Saya ulangi, ini bukanlah pengalaman saya langsung. Saya hanya terkena imbas dari keadaan yang kurang baik dan orang-orang yang menjadi korban. Kalau begitu, apakah saya juga salah satu korbannya? Saya rasa, ya. Saya juga adalah korban tidak langsung.
Melihat manusia yang satu menyingkirkan manusia lainnya, mengingatkan saya bahwa di atas suatu kekuatan, ada kekuatan yang lebih besar lagi yang mengatur. Konsep transenden kembali terbayang di kepala saya. Ada kuasa yang lebih besar di luar bayangan manusia.
Sebagai seorang yang beriman, saya percaya bahwa Tuhan adalah penulis dari naskah yang harus kita lakoni. Mungkin sekarang peran yang sedang didapat teman-teman saya adalah peran orang baik yang sedang ditindas. Naskah belum selesai dimainkan, jadi masih ada kemungkinan untuk perubahan peran.

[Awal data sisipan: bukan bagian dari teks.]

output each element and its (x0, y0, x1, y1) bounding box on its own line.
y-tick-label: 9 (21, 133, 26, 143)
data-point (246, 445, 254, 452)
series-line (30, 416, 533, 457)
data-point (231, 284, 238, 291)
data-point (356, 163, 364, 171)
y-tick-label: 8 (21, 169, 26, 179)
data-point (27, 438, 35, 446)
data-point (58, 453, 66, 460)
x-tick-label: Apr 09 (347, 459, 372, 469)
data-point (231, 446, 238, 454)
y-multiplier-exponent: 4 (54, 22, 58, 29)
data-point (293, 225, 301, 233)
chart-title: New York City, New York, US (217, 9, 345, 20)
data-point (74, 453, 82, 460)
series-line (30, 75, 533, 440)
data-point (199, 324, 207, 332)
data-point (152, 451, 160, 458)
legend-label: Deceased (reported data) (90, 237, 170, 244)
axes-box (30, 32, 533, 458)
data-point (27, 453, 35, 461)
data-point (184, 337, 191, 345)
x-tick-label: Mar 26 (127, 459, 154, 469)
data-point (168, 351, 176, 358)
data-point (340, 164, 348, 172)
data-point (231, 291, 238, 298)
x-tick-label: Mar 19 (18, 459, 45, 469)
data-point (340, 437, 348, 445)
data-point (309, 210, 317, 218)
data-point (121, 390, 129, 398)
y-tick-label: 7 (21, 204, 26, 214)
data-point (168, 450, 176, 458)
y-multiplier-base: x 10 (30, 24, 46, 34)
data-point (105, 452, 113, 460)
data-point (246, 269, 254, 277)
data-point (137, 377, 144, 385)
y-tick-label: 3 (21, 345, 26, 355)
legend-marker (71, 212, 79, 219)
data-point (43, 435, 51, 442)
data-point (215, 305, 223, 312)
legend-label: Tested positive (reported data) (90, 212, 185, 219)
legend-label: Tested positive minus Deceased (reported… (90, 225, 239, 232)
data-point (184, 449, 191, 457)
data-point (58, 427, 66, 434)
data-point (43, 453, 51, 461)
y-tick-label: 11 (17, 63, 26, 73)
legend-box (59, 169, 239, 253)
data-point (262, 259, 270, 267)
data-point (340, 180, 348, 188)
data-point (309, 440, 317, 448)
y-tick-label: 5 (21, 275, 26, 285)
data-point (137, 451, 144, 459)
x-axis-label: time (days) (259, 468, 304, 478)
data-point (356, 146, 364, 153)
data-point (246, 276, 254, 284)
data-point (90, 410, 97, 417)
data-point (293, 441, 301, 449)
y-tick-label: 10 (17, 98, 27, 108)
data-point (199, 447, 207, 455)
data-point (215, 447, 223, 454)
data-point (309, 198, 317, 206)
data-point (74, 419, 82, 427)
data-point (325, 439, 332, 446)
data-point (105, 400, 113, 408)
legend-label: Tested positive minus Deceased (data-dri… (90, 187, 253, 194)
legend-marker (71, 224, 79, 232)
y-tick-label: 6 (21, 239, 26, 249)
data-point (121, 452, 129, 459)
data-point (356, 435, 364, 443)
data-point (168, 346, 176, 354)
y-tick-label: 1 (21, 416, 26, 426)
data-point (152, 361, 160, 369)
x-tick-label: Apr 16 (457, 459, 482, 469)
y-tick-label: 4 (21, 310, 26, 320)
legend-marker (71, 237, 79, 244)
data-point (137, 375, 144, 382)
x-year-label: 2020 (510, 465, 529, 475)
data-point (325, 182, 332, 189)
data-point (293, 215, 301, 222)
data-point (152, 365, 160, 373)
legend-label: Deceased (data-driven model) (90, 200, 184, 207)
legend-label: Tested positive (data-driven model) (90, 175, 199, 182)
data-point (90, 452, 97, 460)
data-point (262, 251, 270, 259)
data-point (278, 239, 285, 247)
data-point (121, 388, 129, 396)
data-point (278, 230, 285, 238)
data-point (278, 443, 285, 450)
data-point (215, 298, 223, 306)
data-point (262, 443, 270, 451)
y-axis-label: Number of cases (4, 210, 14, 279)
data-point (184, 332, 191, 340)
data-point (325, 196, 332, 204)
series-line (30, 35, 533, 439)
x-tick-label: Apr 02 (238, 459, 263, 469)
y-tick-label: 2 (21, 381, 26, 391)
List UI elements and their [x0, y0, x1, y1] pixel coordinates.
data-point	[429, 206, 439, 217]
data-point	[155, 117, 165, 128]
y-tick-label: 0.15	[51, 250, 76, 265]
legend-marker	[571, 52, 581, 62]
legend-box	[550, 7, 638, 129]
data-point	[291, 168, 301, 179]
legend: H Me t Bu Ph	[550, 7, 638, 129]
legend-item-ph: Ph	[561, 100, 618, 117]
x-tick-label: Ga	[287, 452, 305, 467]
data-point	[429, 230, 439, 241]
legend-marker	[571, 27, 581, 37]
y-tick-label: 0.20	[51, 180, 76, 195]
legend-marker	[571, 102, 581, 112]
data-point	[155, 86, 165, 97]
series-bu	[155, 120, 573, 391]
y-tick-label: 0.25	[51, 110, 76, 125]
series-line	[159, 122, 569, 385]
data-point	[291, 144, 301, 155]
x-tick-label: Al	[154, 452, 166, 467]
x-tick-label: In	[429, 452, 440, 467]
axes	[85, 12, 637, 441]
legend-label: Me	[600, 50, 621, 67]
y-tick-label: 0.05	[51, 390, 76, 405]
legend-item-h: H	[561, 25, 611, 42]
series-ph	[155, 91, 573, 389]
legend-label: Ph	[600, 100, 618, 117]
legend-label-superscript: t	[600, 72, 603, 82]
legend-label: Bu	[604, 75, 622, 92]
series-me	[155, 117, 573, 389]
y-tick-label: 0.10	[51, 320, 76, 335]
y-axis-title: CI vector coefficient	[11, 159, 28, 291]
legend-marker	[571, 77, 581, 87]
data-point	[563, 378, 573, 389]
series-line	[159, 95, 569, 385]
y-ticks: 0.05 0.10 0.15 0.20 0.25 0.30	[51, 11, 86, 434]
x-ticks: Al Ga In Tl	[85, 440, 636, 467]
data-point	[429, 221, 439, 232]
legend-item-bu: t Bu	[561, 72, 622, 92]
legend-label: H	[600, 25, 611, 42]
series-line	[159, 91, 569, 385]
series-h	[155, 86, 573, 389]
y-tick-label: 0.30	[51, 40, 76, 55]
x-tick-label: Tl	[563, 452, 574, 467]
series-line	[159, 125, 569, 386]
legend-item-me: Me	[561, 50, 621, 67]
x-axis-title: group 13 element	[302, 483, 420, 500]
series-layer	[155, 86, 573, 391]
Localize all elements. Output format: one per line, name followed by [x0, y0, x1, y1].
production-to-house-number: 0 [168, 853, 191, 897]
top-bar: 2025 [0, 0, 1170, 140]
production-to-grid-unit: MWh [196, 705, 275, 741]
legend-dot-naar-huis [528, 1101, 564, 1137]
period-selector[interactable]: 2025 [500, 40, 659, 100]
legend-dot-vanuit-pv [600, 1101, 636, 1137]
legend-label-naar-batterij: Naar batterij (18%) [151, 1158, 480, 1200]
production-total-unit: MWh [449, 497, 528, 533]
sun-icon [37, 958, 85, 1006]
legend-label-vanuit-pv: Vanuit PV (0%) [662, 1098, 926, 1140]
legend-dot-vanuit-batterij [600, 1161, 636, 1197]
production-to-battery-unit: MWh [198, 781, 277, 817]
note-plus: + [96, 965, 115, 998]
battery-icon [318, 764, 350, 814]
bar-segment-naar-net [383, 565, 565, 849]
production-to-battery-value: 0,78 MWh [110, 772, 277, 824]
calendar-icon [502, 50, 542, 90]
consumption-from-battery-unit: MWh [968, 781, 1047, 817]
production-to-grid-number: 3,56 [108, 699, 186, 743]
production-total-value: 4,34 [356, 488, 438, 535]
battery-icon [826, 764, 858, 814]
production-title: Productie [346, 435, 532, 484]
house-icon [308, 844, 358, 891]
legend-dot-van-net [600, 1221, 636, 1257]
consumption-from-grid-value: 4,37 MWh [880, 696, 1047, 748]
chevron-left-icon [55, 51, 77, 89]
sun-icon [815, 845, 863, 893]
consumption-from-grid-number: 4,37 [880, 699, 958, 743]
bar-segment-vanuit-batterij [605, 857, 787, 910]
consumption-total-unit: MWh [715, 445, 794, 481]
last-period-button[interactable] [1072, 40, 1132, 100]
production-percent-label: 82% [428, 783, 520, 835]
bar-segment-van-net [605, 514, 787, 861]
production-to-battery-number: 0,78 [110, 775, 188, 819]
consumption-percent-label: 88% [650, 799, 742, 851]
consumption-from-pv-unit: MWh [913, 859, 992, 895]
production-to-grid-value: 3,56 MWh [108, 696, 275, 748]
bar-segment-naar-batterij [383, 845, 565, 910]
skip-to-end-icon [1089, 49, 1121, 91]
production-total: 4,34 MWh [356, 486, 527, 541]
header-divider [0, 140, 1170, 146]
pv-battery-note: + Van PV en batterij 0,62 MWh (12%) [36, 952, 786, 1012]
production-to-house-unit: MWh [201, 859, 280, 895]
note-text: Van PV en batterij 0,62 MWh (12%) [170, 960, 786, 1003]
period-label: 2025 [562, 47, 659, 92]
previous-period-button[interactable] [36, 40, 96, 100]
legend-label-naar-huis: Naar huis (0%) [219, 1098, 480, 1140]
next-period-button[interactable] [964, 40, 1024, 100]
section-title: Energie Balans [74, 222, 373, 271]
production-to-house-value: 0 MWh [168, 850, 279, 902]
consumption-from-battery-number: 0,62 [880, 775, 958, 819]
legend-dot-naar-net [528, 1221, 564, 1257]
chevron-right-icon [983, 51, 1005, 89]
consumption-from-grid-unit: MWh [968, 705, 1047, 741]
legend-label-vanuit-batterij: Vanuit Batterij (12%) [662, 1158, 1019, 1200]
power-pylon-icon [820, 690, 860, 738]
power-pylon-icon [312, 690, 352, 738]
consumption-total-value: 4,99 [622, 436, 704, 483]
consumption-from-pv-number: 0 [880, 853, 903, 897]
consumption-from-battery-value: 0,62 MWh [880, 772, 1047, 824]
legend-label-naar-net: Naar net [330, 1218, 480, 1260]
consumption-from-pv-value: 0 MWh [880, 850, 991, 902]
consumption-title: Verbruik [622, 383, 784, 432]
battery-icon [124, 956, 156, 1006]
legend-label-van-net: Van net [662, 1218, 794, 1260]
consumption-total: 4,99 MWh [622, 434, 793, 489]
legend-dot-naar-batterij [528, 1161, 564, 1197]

Pesan yang ingin saya sampaikan, bagi teman-teman pembaca yang mengerti maksud tulisan ini, jangan berhenti melakoni peran sebelum kata selesai tertulis di bagian akhir naskah. Saya pun sebagai salah satu pelakon naskah yang dibuat Tuhan, dan juga sebagai makhluk sosial, akan berusaha semampu saya supaya kita bisa melakoni adegan yang sama lagi.
Meskipun adegan selanjutnya tidak akan sama tanpa pemeran-pemeran yang telah lepas, perlu diingat bahwa saya senang pernah menjalani suatu adegan indah bersama kalian.